The studio moved to its current digs —- where it enjoys a nearly 1,800-square-foot floating dance floor —- about a year ago. Two months ago, Zakhariants expanded into the adjacent storefront to add another dance floor space, bringing the business to 5,800 square feet.

As soon as one steps inside, the classy, high-end looks – pillars, stone accent walls, giant framed mirrors, wrought iron accents and even a lamppost – lend to the atmosphere.

“It’s an absolutely beautiful studio,” ballroom student Kaye Alston said. “He has some excellent teachers that are very knowledgeable, and it’s just a comfortable place to come to and dance. The stone work, the iron work, very beautiful. It makes it very comfortable.”

This Saturday night, Zakhariants brought in Sasha Farber from “Dancing With the Stars” to lead free samba and cha-cha lessons. About three dozen people took to the dance floor, carefully following Farber’s moves in the giant mirrors. At one point, he prompted the students to merely watch him do the steps in slow motion.

“It’s cha cha cha, one, two, three, cha cha cha, one two, three. Then, one and two, three and four,” Farber said. “So many times, you forgot to breathe.”

Rosa Price and her teenage daughter, Taira LaFrance, were there.

“If I dance, she comes and dances with me,” Price said. “She’s only 14, and I want her to get a little culture. I come from Puerto Rico, so (dancing) is in the blood. I want to impart some of that to her.”

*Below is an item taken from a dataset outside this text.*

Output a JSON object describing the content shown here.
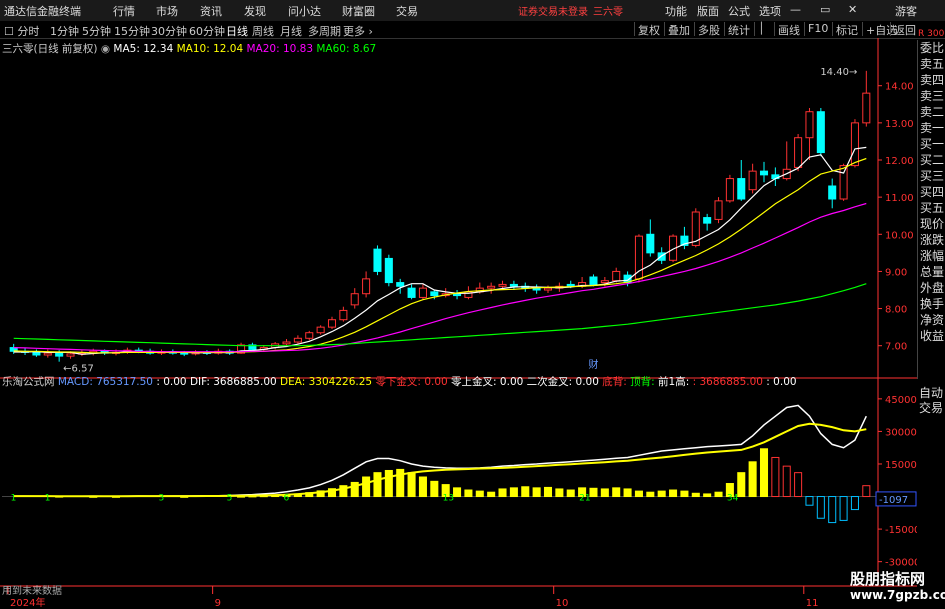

In June, Zakhariants opened the cafe within the dance studio. It occupies the front corner, and its large glass wall affords an unobstructed view of the dance floor, an appreciated plus for parents. The cafe offers pastries, soups, salads and sandwiches such as herb chicken and arugula panini and veggie panini. Barista Breanne Allen serves up specialty coffees.

Were did the idea for incorporating a cafe come from?

“We used to be next to Paymon’s, and every single day, we would go there for lunch, just a soup and sandwich or coffee,” Zakhariants said. “… And once we moved here, there was really nothing around here. So I thought, why not just open up my own little cafe and restaurant, where we could sit and enjoy a lunch and have a really good cup of coffee. I mean, (it’s) real professional; we have our own barista.”

He said the studio was the business park’s anchor and that his business brings in more than 2,000 people a month. That may increase with the opening of Café Olé offering the area a new option for eating.

The expansion and upgrades came with a steep price —- $300,000 —- but Zakhariants said it was worth it.

While VZ Dance Studios still offers a wide variety of classes, Zakhariants said ballroom dancing is the biggest draw.

“It’s immensely popular, especially with ‘Dancing With the Stars,’ ” he said. “For a long time, (it was seen as) something that only the elite did because it was so expensive. But with ‘Dancing With the Stars,’ you bring it into mainstream (consciousness). Now it’s a little bit more socially accepted. … People are not scared, I guess you would call it, to venture into a dance studio or to a salsa group class and just try it out.”